The Enterprising Editor
Arguably America’s most high-profile editor, Tina Brown’s journalism career began in 1973, writing for the London Sunday Times, The New Statesman and The Sunday Telegraph. She became editor-in-chief of the near-extinct society magazine Tatler in 1979. With her irreverent, witty insider’s take on the merely well-heeled and the terribly well-bred she raised the magazine’s circulation dramatically. She brought the same unique mix of high culture, low culture, fashion, politics, fantasy and reality across the Atlantic when she became editor-in-chief of Vanity Fair in 1983. The magazine won 4 National Magazine Awards and Brown was named Advertising Age’s first Magazine Editor of the Year. In 1992, Tina took on the New Yorker, determined to revive its unique voice with irreverence and a literary approach.

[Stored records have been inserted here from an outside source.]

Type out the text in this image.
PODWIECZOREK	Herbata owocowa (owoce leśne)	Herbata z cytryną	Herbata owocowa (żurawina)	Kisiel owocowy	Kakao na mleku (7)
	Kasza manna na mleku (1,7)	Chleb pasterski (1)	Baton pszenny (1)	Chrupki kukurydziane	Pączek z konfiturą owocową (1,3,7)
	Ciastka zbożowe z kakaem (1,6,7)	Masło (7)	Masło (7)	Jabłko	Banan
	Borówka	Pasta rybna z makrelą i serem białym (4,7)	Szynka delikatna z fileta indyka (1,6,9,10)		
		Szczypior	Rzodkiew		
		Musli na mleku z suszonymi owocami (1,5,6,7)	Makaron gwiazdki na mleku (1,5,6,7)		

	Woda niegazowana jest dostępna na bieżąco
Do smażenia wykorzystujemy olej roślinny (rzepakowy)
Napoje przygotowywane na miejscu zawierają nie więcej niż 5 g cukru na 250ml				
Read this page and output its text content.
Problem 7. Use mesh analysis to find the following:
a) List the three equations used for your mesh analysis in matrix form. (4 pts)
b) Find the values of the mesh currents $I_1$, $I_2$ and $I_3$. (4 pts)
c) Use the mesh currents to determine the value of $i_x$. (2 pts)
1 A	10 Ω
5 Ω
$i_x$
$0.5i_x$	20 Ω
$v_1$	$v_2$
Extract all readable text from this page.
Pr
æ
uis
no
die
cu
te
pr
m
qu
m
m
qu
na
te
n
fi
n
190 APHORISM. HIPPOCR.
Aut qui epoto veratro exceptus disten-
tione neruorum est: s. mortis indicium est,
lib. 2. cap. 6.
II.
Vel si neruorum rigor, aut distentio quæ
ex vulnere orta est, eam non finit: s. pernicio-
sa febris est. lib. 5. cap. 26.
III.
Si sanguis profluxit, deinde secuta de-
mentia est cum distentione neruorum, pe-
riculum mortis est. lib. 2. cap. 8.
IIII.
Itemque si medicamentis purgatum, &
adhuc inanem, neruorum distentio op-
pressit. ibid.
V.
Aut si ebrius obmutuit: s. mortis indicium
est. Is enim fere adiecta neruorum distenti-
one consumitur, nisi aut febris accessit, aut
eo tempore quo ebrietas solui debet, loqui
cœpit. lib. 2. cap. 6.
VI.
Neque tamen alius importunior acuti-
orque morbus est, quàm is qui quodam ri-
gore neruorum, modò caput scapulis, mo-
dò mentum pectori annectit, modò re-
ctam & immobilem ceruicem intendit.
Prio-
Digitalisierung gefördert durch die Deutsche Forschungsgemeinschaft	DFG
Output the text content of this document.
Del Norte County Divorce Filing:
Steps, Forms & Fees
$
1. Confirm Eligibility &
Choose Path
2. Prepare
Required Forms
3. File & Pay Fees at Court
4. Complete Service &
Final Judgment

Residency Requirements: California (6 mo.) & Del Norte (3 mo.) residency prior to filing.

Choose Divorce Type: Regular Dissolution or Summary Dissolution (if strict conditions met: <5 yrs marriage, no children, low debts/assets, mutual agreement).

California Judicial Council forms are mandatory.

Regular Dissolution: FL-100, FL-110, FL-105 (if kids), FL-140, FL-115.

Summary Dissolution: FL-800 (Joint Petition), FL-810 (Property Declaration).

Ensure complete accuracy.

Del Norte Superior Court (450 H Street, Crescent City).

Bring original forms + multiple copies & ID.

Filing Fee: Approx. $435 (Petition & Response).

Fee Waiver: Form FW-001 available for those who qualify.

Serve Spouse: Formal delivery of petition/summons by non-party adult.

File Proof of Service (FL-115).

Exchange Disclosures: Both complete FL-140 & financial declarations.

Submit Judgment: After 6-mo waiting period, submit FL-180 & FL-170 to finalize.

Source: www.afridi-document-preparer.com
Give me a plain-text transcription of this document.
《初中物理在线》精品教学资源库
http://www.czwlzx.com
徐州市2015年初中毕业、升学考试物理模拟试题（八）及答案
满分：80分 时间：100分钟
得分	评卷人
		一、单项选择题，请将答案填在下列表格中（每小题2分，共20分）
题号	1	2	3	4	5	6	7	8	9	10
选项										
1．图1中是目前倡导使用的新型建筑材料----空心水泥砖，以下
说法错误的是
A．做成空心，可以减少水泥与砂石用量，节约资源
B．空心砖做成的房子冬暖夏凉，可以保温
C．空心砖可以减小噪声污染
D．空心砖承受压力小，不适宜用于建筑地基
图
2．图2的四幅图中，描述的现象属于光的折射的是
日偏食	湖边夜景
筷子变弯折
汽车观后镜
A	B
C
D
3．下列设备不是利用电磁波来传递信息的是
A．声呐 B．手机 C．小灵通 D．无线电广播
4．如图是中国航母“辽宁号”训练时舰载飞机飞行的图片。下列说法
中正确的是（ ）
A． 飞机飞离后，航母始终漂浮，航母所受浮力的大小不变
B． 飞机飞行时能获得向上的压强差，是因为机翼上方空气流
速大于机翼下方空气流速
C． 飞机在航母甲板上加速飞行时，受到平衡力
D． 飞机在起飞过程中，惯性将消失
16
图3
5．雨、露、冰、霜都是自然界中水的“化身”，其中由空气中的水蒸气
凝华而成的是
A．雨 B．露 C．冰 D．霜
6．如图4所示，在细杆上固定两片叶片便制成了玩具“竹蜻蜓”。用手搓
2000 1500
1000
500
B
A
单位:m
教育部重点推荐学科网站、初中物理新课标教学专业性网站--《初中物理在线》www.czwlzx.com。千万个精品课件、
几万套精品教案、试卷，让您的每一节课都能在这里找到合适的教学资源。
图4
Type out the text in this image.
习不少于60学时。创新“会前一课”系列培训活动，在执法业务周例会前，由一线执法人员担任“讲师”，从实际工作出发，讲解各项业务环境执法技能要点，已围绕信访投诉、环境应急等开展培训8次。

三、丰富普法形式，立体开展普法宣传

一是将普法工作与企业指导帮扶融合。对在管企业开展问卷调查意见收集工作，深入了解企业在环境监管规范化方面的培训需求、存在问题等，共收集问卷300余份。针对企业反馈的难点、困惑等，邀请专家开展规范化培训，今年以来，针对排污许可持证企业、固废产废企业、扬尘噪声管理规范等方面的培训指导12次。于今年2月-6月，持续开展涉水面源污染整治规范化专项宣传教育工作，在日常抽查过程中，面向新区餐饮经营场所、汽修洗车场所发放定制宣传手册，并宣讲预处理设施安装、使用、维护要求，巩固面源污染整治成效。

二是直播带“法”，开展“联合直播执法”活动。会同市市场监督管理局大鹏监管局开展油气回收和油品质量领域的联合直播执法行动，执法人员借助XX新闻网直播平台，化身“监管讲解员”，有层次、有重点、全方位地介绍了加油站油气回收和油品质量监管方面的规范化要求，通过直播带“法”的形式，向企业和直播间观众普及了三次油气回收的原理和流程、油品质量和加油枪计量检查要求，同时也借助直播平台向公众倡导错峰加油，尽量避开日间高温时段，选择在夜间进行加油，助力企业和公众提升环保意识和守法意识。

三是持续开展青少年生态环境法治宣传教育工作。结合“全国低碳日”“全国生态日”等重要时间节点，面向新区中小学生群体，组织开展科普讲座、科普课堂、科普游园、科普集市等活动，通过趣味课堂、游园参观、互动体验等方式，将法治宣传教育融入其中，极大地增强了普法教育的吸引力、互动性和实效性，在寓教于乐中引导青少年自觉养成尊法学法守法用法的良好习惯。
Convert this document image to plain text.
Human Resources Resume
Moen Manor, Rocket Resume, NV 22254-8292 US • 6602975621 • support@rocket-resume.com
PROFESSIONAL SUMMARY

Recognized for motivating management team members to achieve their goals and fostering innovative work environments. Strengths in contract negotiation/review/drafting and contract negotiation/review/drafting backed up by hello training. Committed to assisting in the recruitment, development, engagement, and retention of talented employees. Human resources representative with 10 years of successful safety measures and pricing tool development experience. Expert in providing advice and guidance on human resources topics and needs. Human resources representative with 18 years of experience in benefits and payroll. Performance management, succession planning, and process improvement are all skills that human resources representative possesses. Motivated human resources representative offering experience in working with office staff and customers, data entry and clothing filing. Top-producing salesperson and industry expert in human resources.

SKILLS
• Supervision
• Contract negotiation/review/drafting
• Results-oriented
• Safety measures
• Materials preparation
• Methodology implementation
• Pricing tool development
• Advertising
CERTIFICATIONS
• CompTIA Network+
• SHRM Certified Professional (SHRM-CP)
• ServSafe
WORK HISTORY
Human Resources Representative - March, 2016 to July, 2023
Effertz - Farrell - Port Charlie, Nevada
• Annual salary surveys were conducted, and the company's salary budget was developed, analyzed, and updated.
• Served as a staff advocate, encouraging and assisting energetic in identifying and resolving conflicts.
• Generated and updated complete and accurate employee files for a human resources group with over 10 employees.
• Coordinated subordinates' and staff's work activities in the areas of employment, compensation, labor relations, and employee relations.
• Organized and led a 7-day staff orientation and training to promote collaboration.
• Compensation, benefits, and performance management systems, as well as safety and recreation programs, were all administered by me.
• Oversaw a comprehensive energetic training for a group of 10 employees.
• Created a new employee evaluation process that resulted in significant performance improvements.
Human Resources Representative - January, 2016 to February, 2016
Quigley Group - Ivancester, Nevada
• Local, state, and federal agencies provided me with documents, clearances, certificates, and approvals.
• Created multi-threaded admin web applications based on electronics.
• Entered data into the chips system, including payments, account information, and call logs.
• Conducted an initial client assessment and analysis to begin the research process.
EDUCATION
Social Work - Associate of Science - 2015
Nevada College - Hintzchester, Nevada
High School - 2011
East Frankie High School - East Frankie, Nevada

Her dramatic changes caused an equally dramatic turnaround for the magazine, whose circulation rose 28% during her tenure. Awards were as forthcoming – the New Yorker won no less than 10 National Magazine Awards under Brown’s leadership.
In 1992, Tina was the first magazine editor to be honored with the National Press Foundation’s Editor of the Year Award. In 1998, she co-founded Talk Media with Harvey and Bob Weinstein of Miramax, and launched Talk magazine. In 2008, she teamed with Barry Diller to launch The Daily Beast which went on to merge with the venerable Newsweek, with Tina editing both.
Awards don’t tell the tale of personality, though. Tina’s game-changing approach to magazine journalism has left an impact on titles across the publishing spectrum, including those she has never edited but which have modeled themselves on the blend of literary and lifestyle she pioneered.
Somewhere in this time she has also written three books including a celebrated Diana biography. For media-watchers, the question of what is media’s next big thing is often answered by asking: what will Tina do next?